Whether you have Comcast (NASDAQ: CMCSA) as your cable provider or a smaller, lesser-known carrier, you still may pay dearly for your pay-TV package. According to a new filing with the Federal Communications Commission (FCC) by the American Cable Association (ACA), that is because the cable giant forces its smaller rivals to offer Comcast's array of channels, preventing them from selling cheap, "skinny" bundles.
The ACA, a trade organization made up of smaller cable companies, submitted its brief as part of the federal agency's annual review of pay-television competition. They are trying to demonstrate that because Comcast owns a broadcast network, multiple cable channels, and regional sports networks, it has unfair leverage when it comes to carriage deals with smaller players.
How is Comcast allegedly pushing prices higher?
The ACA alleges that Comcast does not always allow smaller rivals to make reasonable deals for basic cable packages, excluding its cable and regional sports networks. Instead, it allegedly forces them to make a deal where most of their customers must subscribe to its broadcast, cable, and sports networks.
Traditionally, content/channel owners have excluded ultra-basic cable packages from minimum penetration requirements. In all other packages, if a company wants to make a deal to have access to USA, Bravo, or a regional sports network, it would agree to make sure a certain percentage of its subscribers got those channels.
But the ACA claims Comcast has decided that its smaller partners can no longer sell "the basic broadcast service tier, coupled with broadband Internet, in a totally unrestricted fashion." According to a statement from the ACA:
The ACA also alleges that the cable providers being impacted by this practice are the ones that directly compete with Comcast. It also says that while Comcast "interferes with its competitors' ability to offer consumers a broadcast basic tier of service on an unrestricted basis," it is marketing its own stripped down "Instant TV" bundle to its own broadband-only customers.

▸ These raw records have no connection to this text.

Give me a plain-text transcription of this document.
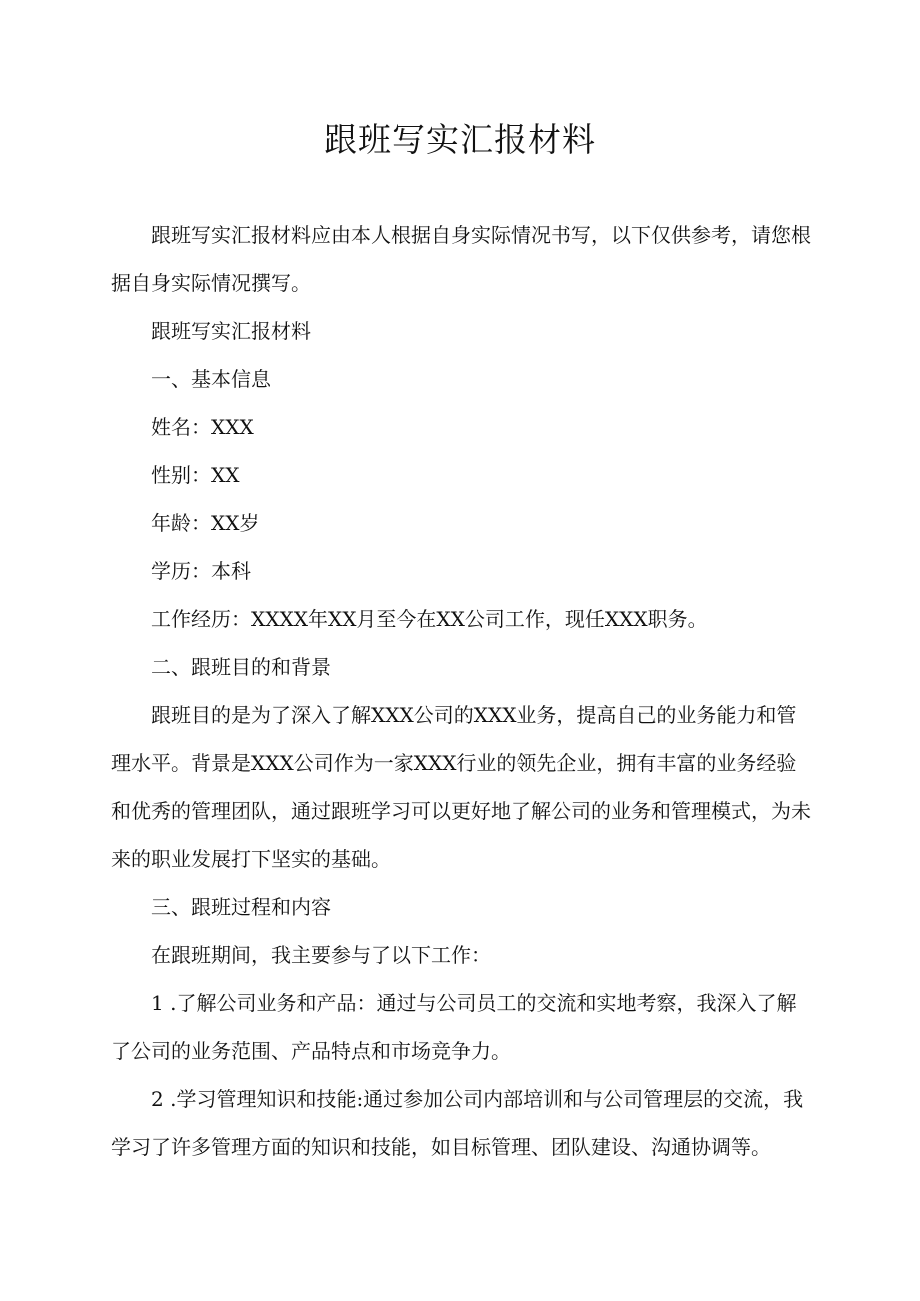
跟班写实汇报材料

跟班写实汇报材料应由本人根据自身实际情况书写，以下仅供参考，请您根据自身实际情况撰写。

跟班写实汇报材料

一、基本信息

姓名：XXX

性别：XX

年龄：XX岁

学历：本科

工作经历：XXXX年XX月至今在XX公司工作，现任XXX职务。

二、跟班目的和背景

跟班目的是为了深入了解XXX公司的XXX业务，提高自己的业务能力和管理水平。背景是XXX公司作为一家XXX行业的领先企业，拥有丰富的业务经验和优秀的管理团队，通过跟班学习可以更好地了解公司的业务和管理模式，为未来的职业发展打下坚实的基础。

三、跟班过程和内容

在跟班期间，我主要参与了以下工作：

1 .了解公司业务和产品：通过与公司员工的交流和实地考察，我深入了解了公司的业务范围、产品特点和市场竞争力。

2 .学习管理知识和技能:通过参加公司内部培训和与公司管理层的交流，我学习了许多管理方面的知识和技能，如目标管理、团队建设、沟通协调等。
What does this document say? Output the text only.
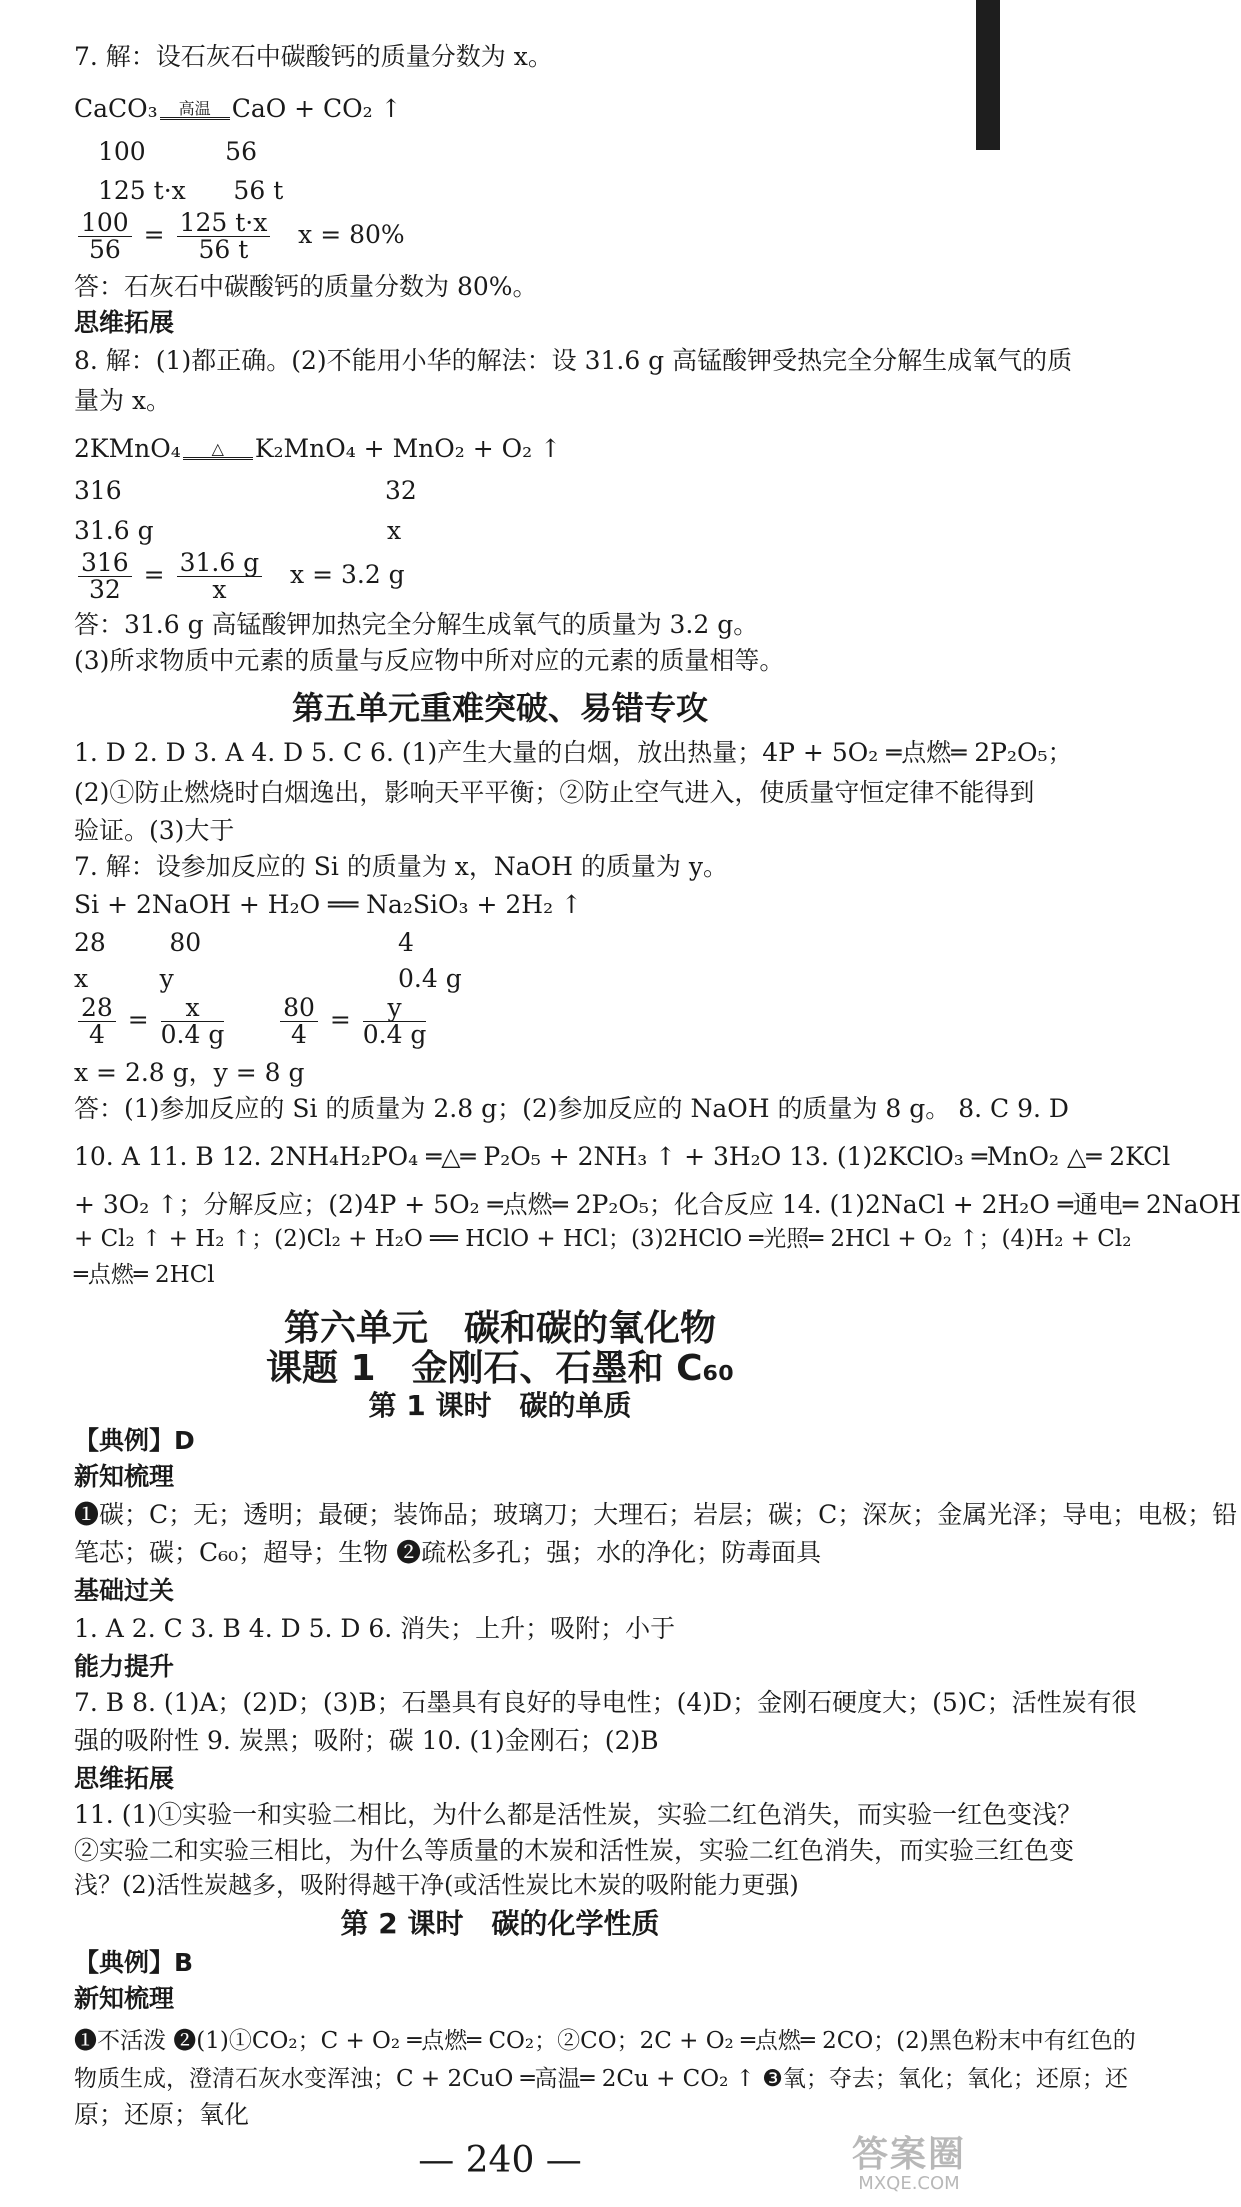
7. 解：设石灰石中碳酸钙的质量分数为 x。
CaCO₃	高温 CaO + CO₂ ↑
100          56
125 t·x      56 t
$\frac{100}{56} = \frac{125 t\cdot x}{56 t}$ x = 80%
答：石灰石中碳酸钙的质量分数为 80%。
思维拓展
8. 解：(1)都正确。(2)不能用小华的解法：设 31.6 g 高锰酸钾受热完全分解生成氧气的质
量为 x。
2KMnO₄	△	K₂MnO₄ + MnO₂ + O₂ ↑
316	32
31.6 g	x
$\frac{316}{32} = \frac{31.6 g}{x}$ x = 3.2 g
答：31.6 g 高锰酸钾加热完全分解生成氧气的质量为 3.2 g。
(3)所求物质中元素的质量与反应物中所对应的元素的质量相等。
第五单元重难突破、易错专攻
1. D 2. D 3. A 4. D 5. C 6. (1)产生大量的白烟，放出热量；4P + 5O₂ ═点燃═ 2P₂O₅；
(2)①防止燃烧时白烟逸出，影响天平平衡；②防止空气进入，使质量守恒定律不能得到
验证。(3)大于
7. 解：设参加反应的 Si 的质量为 x，NaOH 的质量为 y。
Si + 2NaOH + H₂O ══ Na₂SiO₃ + 2H₂ ↑
28        80	4
x         y	0.4 g
$\frac{28}{4} = \frac{x}{0.4 g}$
$\frac{80}{4} = \frac{y}{0.4 g}$
x = 2.8 g，y = 8 g
答：(1)参加反应的 Si 的质量为 2.8 g；(2)参加反应的 NaOH 的质量为 8 g。 8. C 9. D
10. A 11. B 12. 2NH₄H₂PO₄ ═△═ P₂O₅ + 2NH₃ ↑ + 3H₂O 13. (1)2KClO₃ ═MnO₂ △═ 2KCl
+ 3O₂ ↑；分解反应；(2)4P + 5O₂ ═点燃═ 2P₂O₅；化合反应 14. (1)2NaCl + 2H₂O ═通电═ 2NaOH
第六单元　碳和碳的氧化物
课题 1　金刚石、石墨和 C₆₀
第 1 课时　碳的单质
【典例】D
新知梳理
❶碳；C；无；透明；最硬；装饰品；玻璃刀；大理石；岩层；碳；C；深灰；金属光泽；导电；电极；铅
笔芯；碳；C₆₀；超导；生物 ❷疏松多孔；强；水的净化；防毒面具
基础过关
1. A 2. C 3. B 4. D 5. D 6. 消失；上升；吸附；小于
能力提升
7. B 8. (1)A；(2)D；(3)B；石墨具有良好的导电性；(4)D；金刚石硬度大；(5)C；活性炭有很
强的吸附性 9. 炭黑；吸附；碳 10. (1)金刚石；(2)B
思维拓展
11. (1)①实验一和实验二相比，为什么都是活性炭，实验二红色消失，而实验一红色变浅？
②实验二和实验三相比，为什么等质量的木炭和活性炭，实验二红色消失，而实验三红色变
第 2 课时　碳的化学性质
浅？(2)活性炭越多，吸附得越干净(或活性炭比木炭的吸附能力更强)
【典例】B
新知梳理
❶不活泼 ❷(1)①CO₂；C + O₂ ═点燃═ CO₂；②CO；2C + O₂ ═点燃═ 2CO；(2)黑色粉末中有红色的
物质生成，澄清石灰水变浑浊；C + 2CuO ═高温═ 2Cu + CO₂ ↑ ❸氧；夺去；氧化；氧化；还原；还
原；还原；氧化
— 240 —	答案圈
MXQE.COM
+ Cl₂ ↑ + H₂ ↑；(2)Cl₂ + H₂O ══ HClO + HCl；(3)2HClO ═光照═ 2HCl + O₂ ↑；(4)H₂ + Cl₂
═点燃═ 2HCl
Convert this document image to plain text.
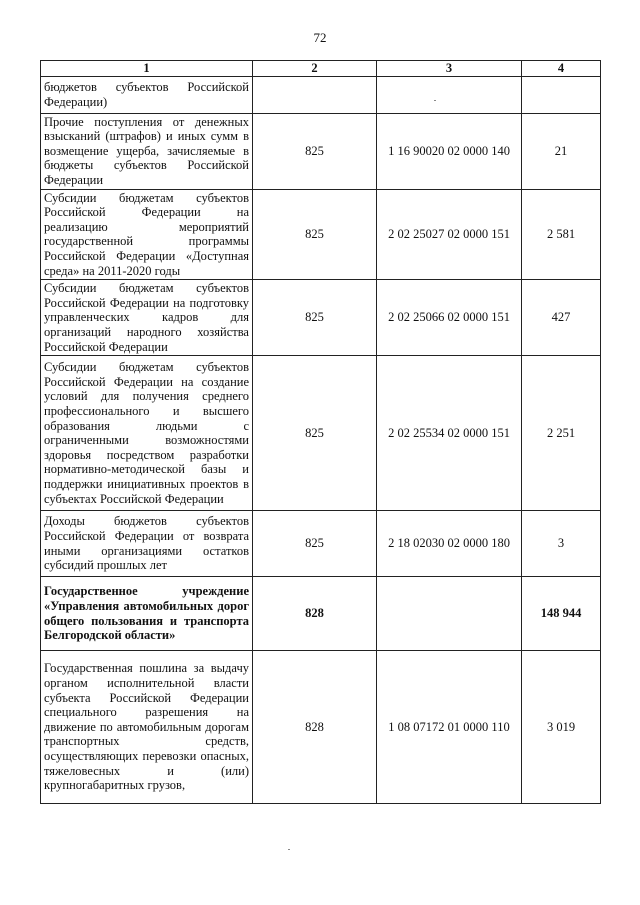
72
1	2	3	4
бюджетов субъектов Российской Федерации)			
Прочие поступления от денежных взысканий (штрафов) и иных сумм в возмещение ущерба, зачисляемые в бюджеты субъектов Российской Федерации	825	1 16 90020 02 0000 140	21
Субсидии бюджетам субъектов Российской Федерации на реализацию мероприятий государственной программы Российской Федерации «Доступная среда» на 2011-2020 годы	825	2 02 25027 02 0000 151	2 581
Субсидии бюджетам субъектов Российской Федерации на подготовку управленческих кадров для организаций народного хозяйства Российской Федерации	825	2 02 25066 02 0000 151	427
Субсидии бюджетам субъектов Российской Федерации на создание условий для получения среднего профессионального и высшего образования людьми с ограниченными возможностями здоровья посредством разработки нормативно-методической базы и поддержки инициативных проектов в субъектах Российской Федерации	825	2 02 25534 02 0000 151	2 251
Доходы бюджетов субъектов Российской Федерации от возврата иными организациями остатков субсидий прошлых лет	825	2 18 02030 02 0000 180	3
Государственное учреждение «Управления автомобильных дорог общего пользования и транспорта Белгородской области»	828		148 944
Государственная пошлина за выдачу органом исполнительной власти субъекта Российской Федерации специального разрешения на движение по автомобильным дорогам транспортных средств, осуществляющих перевозки опасных, тяжеловесных и (или) крупногабаритных грузов,	828	1 08 07172 01 0000 110	3 019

Comcast has a deal with a group of ACA members known as the National Cable Television Cooperative (NCTC) that expires in a little over a year. The terms of that agreement were a mandated condition of the merger between Comcast and NBC Universal. They forced the cable giant to exempt basic cable from minimum penetration requirements at least when it comes to NCTC members.
The ACA worries that when that deal ends, Comcast will stop offering a basic cable package to that buying group.
Skinny bundles and very-basic packages should be increasingly in demand as consumers opt to cut the cord, replacing cable with streaming services. Not being able to offer them while a larger rival can, would be very bad for small carriers' ability to compete.
What might the FCC do?
While Comcast has every right to use its leverage to force its smaller rivals to carry its channels, the ACA's members, which serve about 7 million broadband customers, also have every right to be concerned.
The FCC has the responsibility of deciding what's best for the American public. It's hard to see how that would be making them buy cable channels they don't want just so they can receive a bottom-rung basic pay-TV package, but the current leanings of the commission suggests it won't deal with this issue.
The threat of public outcry may keep Comcast from moving too drastically, but the reality is that big cable companies have always pressed their advantage over smaller rivals. That's not likely to be any different here, which will force millions of Americans to choose between paying for channels they don't want or not getting ones they do.